Ethical Issue: Unit Three/ Exercise... Is the Concept Working?

Unit Three; Ethical Issue/ Exercise … "Is the concept Working?"

Reading the article about reversing obesity by addressing environmental causes had some strong points. I agree with the statements about how culturally we have become a lot less physically active due to the close proximity of places and things that we use or go to in our daily lives. We, as a society have gotten used to walking from our houses to our vehicles and then just a few short steps to the store, the mall, or the movies. We rarely have to depend on our legs for transportation these days. Work has become much more sedantary for many people as compared to 30-40 years ago. Computers ,video games, televisions, even telephones, (which are now in everyones pocket instead of their desk or their wall) have all been contributers to a society that simply doesn't move any longer! The other item I agree with is the part about advertisements and commercialism for fast, convenient, high caloric, low nutritional food choices. The article also mentioned restaurants also being a leading cause of low nutritional, high caloric food intake. I don’t agree with more government involvement and regulations being the answer to the obesity problem in the US and many other parts of the world. I would love to see people get involved and get “Green” on themselves and their families and start doing different, healthier things in their lives.
In our text book the piece on exercise was informative. The advantages listed for even moderate exercise were stacked in complete favor of people getting off their couches and doing physical activities! I agree whole-heartedly with some of the positive outcomes for exercise. I believe that physical activity not only makes a person healthier by burning calories and exercising muscles, I also believe that exercise can prevent certain diseases and also help maintain better mental health by warding off depression and fatigue.
In conclusion, I think people of all ages need much more physical activity than what they are getting. I believe that if people would attempt to make even small changes in their physical activity just long enough to see some of the benefits, then they might be more apt to keep up the new behaviors and possibly even add more activities as time went on.

1 comment:

Larry Frolich said...

NAME: Kathy Tootle

COMPENDIUMS: Great job...showing good organization, nice chocie of images...I would encourage you to organize more within each sub-topic, rather than h aving long lists of definitinos...maybe a paragraph, or somewhere to start that shows how all is related within your lists. Sometimes you do this, but sometimes I see lots of vocabulary lists that could be organized into topics where maybe you eliminate some of the vocabulary and give more of an overview. But that is just a suggestion..if this works for you, it does show good understanding and a lot of hard work to synthesize all this information....nice job!
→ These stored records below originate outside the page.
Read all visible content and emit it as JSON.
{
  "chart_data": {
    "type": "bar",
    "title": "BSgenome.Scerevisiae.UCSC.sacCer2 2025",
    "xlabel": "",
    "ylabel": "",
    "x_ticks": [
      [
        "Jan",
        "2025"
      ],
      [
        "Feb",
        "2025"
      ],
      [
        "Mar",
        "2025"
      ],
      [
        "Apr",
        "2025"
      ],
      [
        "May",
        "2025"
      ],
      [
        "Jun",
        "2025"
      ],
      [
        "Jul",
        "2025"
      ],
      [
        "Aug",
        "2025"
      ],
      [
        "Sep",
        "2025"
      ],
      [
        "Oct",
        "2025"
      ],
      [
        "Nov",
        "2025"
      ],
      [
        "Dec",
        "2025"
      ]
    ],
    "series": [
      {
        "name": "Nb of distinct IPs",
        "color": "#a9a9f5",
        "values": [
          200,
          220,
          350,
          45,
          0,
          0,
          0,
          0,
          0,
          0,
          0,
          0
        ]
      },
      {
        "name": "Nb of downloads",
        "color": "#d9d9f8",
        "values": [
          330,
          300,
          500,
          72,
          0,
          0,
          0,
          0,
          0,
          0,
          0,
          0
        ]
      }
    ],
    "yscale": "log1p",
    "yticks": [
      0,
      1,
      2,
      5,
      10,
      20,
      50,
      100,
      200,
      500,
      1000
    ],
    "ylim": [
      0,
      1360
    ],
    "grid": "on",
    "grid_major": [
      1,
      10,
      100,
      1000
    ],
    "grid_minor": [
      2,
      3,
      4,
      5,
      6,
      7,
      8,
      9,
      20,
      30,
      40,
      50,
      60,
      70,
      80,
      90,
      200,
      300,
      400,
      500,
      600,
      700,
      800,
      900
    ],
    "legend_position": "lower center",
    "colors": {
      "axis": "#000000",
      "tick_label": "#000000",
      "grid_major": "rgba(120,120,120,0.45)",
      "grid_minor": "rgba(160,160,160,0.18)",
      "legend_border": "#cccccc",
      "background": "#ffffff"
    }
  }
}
LABS: Thanks for the leeches in the bowl—eeeugh...great job on the lab—I know we could always use more time with these things, but seems like you got the basic idea.

LAB PROJECT LIMB MODEL: Wow, this is just a great model...shows so much understanding from what is going on within neurons to your overall limb and how the muscles make it move—way to go!!

ETHICAL ISSUE ACTIVITY: Thanks for your insights on how society is set up to almost avoid exercise and gives us all these passive activiites...I think you are right that small changes are probalby what is needed, at least initially, to then keep on adding physical activity with time...both personally and in how society is organized.

Kathy, Thanks for this basically perfect unit. You are on the road—way to go!